The “Collaboration Spectrum” that the Tamarack Institute has developed shows the continuum of ways in which organizations interact, with collaboration at the high end of that continuum.

The Collaboration Spectrum (from least to greatest)

1.     Compete – competition for clients, resources, partners, public attention

2.     Co-exist – no systematic connection between agencies

3.     Communicate – inter-agency information sharing (e.g., networking)

4.     Cooperate – as needed; often informal; interaction on discrete activities or projects

5.     Coordinate – organizations systematically adjust and align work with each other for greater outcomes

6.     Collaborate – longer term interaction based on shared mission, goals; shared decision-makers and resources

7.     Integrate – fully integrated programs, planning, funding

Collaboration goes well beyond sharing information, making referrals or even interacting on specific activities. It requires parties to come together on equal terms to develop a shared vision and goals, and to share decision-making and resources.

Where on the spectrum do your efforts typically fall? If yours is like most agencies, there are probably elements of competing, co-existing, communicating and cooperating in how you function. If you’re lucky (or, more likely, been extremely intentional about this), you are coordinating your programs and services with those of other organizations. It’s rare to see interactions reach the level of collaboration or integration.

And that’s a huge shame, because real collaboration can enable bigger goals and greater impact than is possible through the work of any single agency. So what stops us? What gets in the way of collaboration?

Based on my experience, there are three fundamental challenges that get in the way of collaboration. Each of them requires an adjustment not only in how we do our work, but also in the way we think about and approach our work — they are culture shifts in how most organizations currently operate.

Three culture shifts needed for collaboration

Moving from competition to trust – Being part of a collaborative means having to give up some autonomy in decision making and being willing to share the credit. Relinquishing that control requires a deep level of trust among the partners. This is essential to building the strong relationships needed for successful collaboration, but challenging when organizations are competing for resources.

Moving from silos to systems – That competition for resources also encourages agencies to operate within silos, with every organization focused on achieving its mission and distinguishing what makes it unique. Unfortunately, functioning this way is not conducive to getting out of their silos to look at how each fits into the bigger picture — to look at problems at a systems level.

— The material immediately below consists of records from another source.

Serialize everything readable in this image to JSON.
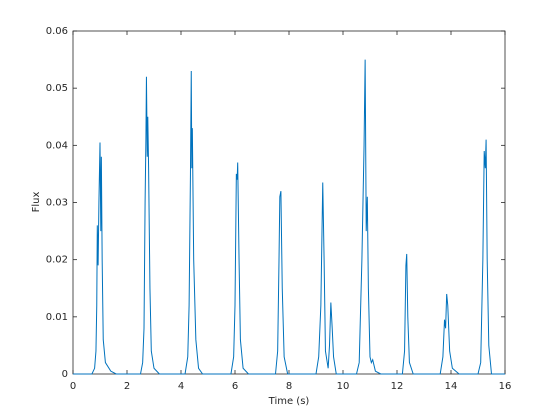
{
  "chart_data": {
    "type": "line",
    "xlabel": "Time (s)",
    "ylabel": "Flux",
    "xlim": [
      0,
      16
    ],
    "ylim": [
      0,
      0.06
    ],
    "xticks": [
      0,
      2,
      4,
      6,
      8,
      10,
      12,
      14,
      16
    ],
    "yticks": [
      0,
      0.01,
      0.02,
      0.03,
      0.04,
      0.05,
      0.06
    ],
    "series": [
      {
        "color": "#0072bd",
        "x": [
          0,
          0.7,
          0.8,
          0.85,
          0.88,
          0.9,
          0.93,
          0.96,
          1.0,
          1.03,
          1.05,
          1.08,
          1.12,
          1.2,
          1.4,
          1.6,
          2.5,
          2.58,
          2.63,
          2.67,
          2.7,
          2.72,
          2.75,
          2.77,
          2.8,
          2.85,
          2.9,
          3.0,
          3.2,
          4.15,
          4.25,
          4.3,
          4.35,
          4.38,
          4.4,
          4.42,
          4.47,
          4.55,
          4.65,
          4.8,
          5.85,
          5.95,
          6.0,
          6.05,
          6.08,
          6.1,
          6.15,
          6.2,
          6.3,
          6.5,
          7.5,
          7.58,
          7.63,
          7.66,
          7.7,
          7.75,
          7.82,
          7.95,
          9.0,
          9.1,
          9.18,
          9.25,
          9.3,
          9.35,
          9.45,
          9.5,
          9.55,
          9.6,
          9.65,
          9.75,
          10.5,
          10.6,
          10.7,
          10.78,
          10.82,
          10.86,
          10.9,
          10.94,
          11.0,
          11.05,
          11.1,
          11.2,
          11.4,
          12.2,
          12.28,
          12.33,
          12.36,
          12.4,
          12.46,
          12.6,
          13.6,
          13.7,
          13.76,
          13.8,
          13.84,
          13.88,
          13.95,
          14.05,
          14.3,
          15.0,
          15.1,
          15.18,
          15.23,
          15.27,
          15.3,
          15.34,
          15.4,
          15.5,
          16
        ],
        "values": [
          0,
          0,
          0.001,
          0.004,
          0.012,
          0.026,
          0.019,
          0.03,
          0.0405,
          0.025,
          0.038,
          0.02,
          0.006,
          0.002,
          0.0005,
          0,
          0,
          0.002,
          0.008,
          0.03,
          0.041,
          0.052,
          0.038,
          0.045,
          0.036,
          0.015,
          0.004,
          0.001,
          0,
          0,
          0.003,
          0.012,
          0.035,
          0.053,
          0.036,
          0.043,
          0.02,
          0.006,
          0.001,
          0,
          0,
          0.003,
          0.012,
          0.035,
          0.034,
          0.037,
          0.02,
          0.006,
          0.001,
          0,
          0,
          0.004,
          0.02,
          0.031,
          0.032,
          0.015,
          0.003,
          0,
          0,
          0.003,
          0.012,
          0.0335,
          0.02,
          0.004,
          0.001,
          0.005,
          0.0125,
          0.008,
          0.003,
          0,
          0,
          0.002,
          0.02,
          0.04,
          0.055,
          0.025,
          0.031,
          0.015,
          0.003,
          0.002,
          0.0025,
          0.0005,
          0,
          0,
          0.004,
          0.019,
          0.021,
          0.01,
          0.002,
          0,
          0,
          0.003,
          0.0095,
          0.008,
          0.014,
          0.012,
          0.004,
          0.001,
          0,
          0,
          0.002,
          0.02,
          0.039,
          0.036,
          0.041,
          0.02,
          0.005,
          0,
          0
        ]
      }
    ]
  }
}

From linear to adaptive thinking – We’re programmed to think in terms of step-by-step processes; logic models and traditional planning templates encourage and support this. Linear thinking works for program-level planning, but addressing the types of complex problems that call for collaborative solutions requires adaptability and a willingness to experiment.

In future posts, I’ll look at each of these culture shifts – moving from competition to trust, from silos to systems, and from linear to adaptive thinking.